Electronics and automation can make the grid easier and cheaper to operate by having the inverter algorithms do what is required in that location to maintain grid stability. It will require changing grid architecture, changing investments, changing regulatory treatment of those investments. The Economist author is hopeful that it will yield a cleaner and cheaper grid:
... the world’s grids have to change if the world is to decarbonise at the rate climate policies demand. That change will necessarily be complex and costly, whatever the technology, with investment measured in tens of trillions of dollars. But it is worth noting that, done properly, this huge and necessary shift will not simply allow the world to continue as it did when burning fossil fuels. By making energy easier to move around than ever before and allowing the most cost-efficient generation to capture more of the market, it will over time make that power cheaper. Robust grids to which cheap generation can be added easily will be able to provide an energy abundance today’s fuels never could.

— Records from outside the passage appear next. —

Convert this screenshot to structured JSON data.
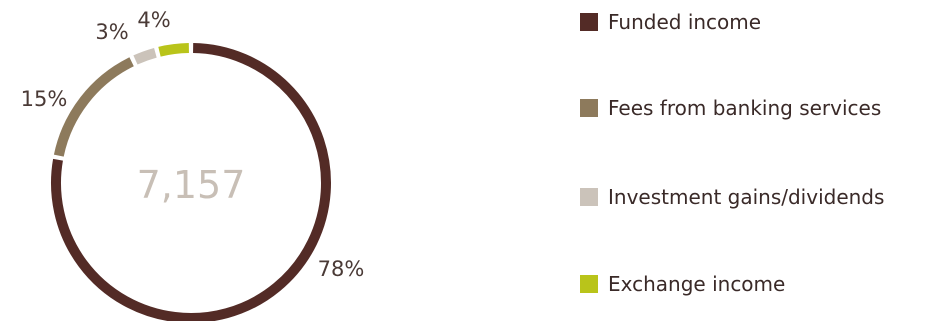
{
  "chart_data": {
    "type": "donut",
    "total_label": "7,157",
    "series": [
      {
        "name": "Funded income",
        "value": 78,
        "label": "78%",
        "color": "#532b26"
      },
      {
        "name": "Fees from banking services",
        "value": 15,
        "label": "15%",
        "color": "#8d7a5c"
      },
      {
        "name": "Investment gains/dividends",
        "value": 3,
        "label": "3%",
        "color": "#cbc3ba"
      },
      {
        "name": "Exchange income",
        "value": 4,
        "label": "4%",
        "color": "#b9c41a"
      }
    ],
    "legend": "right"
  }
}
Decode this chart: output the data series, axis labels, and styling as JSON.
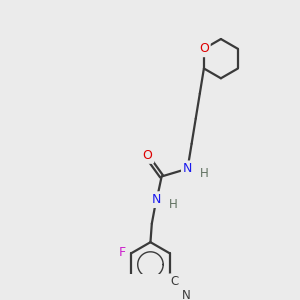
{
  "bg": "#ebebeb",
  "bond_color": "#3a3a3a",
  "O_color": "#dd0000",
  "N_color": "#1a1aee",
  "F_color": "#cc22cc",
  "dark": "#3a3a3a",
  "H_color": "#607060",
  "figsize": [
    3.0,
    3.0
  ],
  "dpi": 100,
  "xlim": [
    0,
    10
  ],
  "ylim": [
    0,
    10
  ]
}
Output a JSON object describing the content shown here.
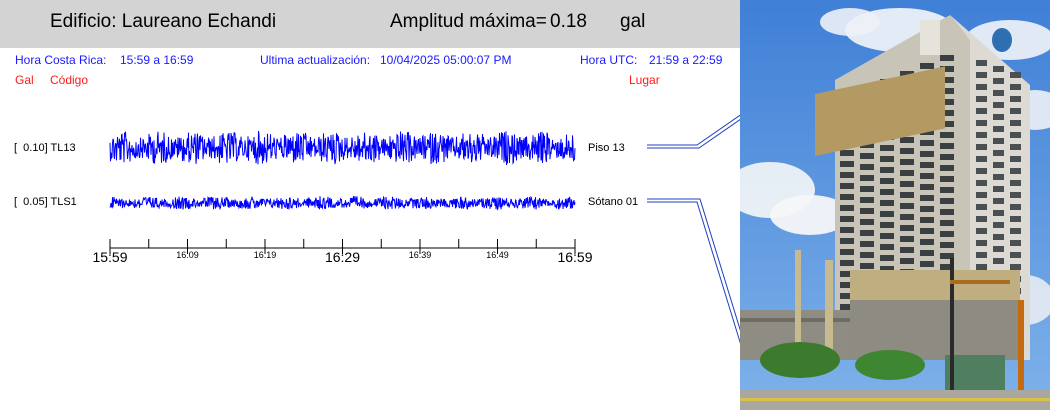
{
  "header": {
    "building": "Edificio: Laureano Echandi",
    "amplitude_label": "Amplitud máxima=",
    "amplitude_value": "0.18",
    "amplitude_unit": "gal"
  },
  "info": {
    "local_time_label": "Hora Costa Rica:",
    "local_time_range": "15:59 a 16:59",
    "update_label": "Ultima actualización:",
    "update_value": "10/04/2025 05:00:07 PM",
    "utc_label": "Hora UTC:",
    "utc_range": "21:59 a 22:59"
  },
  "legend": {
    "gal": "Gal",
    "code": "Código",
    "place": "Lugar"
  },
  "channels": [
    {
      "amp": "[  0.10] TL13",
      "location": "Piso 13",
      "level": 0.1
    },
    {
      "amp": "[  0.05] TLS1",
      "location": "Sótano 01",
      "level": 0.05
    }
  ],
  "time_axis": {
    "major": [
      "15:59",
      "16:29",
      "16:59"
    ],
    "minor": [
      "16:09",
      "16:19",
      "16:39",
      "16:49"
    ]
  },
  "colors": {
    "trace": "#0000ff",
    "info": "#1a1aff",
    "legend": "#ff1a1a",
    "header_bg": "#d3d3d3"
  }
}
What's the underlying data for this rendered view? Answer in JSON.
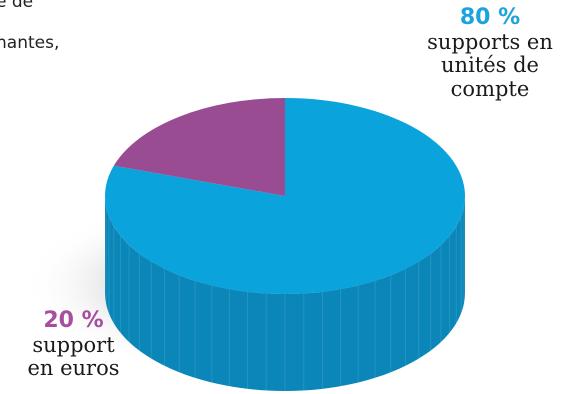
{
  "page_text": {
    "line1": "e de",
    "line2": "nantes,"
  },
  "chart_data": {
    "type": "pie",
    "style": "3d",
    "slices": [
      {
        "label_pct": "80 %",
        "label_lines": [
          "supports en",
          "unités de",
          "compte"
        ],
        "value": 80,
        "color": "#0aa3dc",
        "side_color": "#0a86b8",
        "label_color": "#1aa3dd"
      },
      {
        "label_pct": "20 %",
        "label_lines": [
          "support",
          "en euros"
        ],
        "value": 20,
        "color": "#9a4c93",
        "side_color": "#6d2f66",
        "label_color": "#a74e9f"
      }
    ]
  }
}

This set of essays opens up as many questions as it resolves: Does it matter than traditional generation is not intermittent and is therefore more reliable [ed.: is that true?]? How much do all of these system changes cost, and are they worth the investment? If so, who pays, who receives the benefits, and in the case of something like transmission investment, how best to align local community incentives with building that transmission? What legacy assumptions are embedded in "the way we've always done it" that we really should question carefully? Understanding these new technologies and their capabilities inform our thinking through those questions.
Thank you for this explainer. I think most don't appreciate the complexity of the infrastructure that supplies their home or business.
Hmm. Now I understand why State Grid's AI lab is in the world's Top Ten. I'm so glad we sold them our UHV transmission technology when we did. Saved a fortune on R&D. We win again!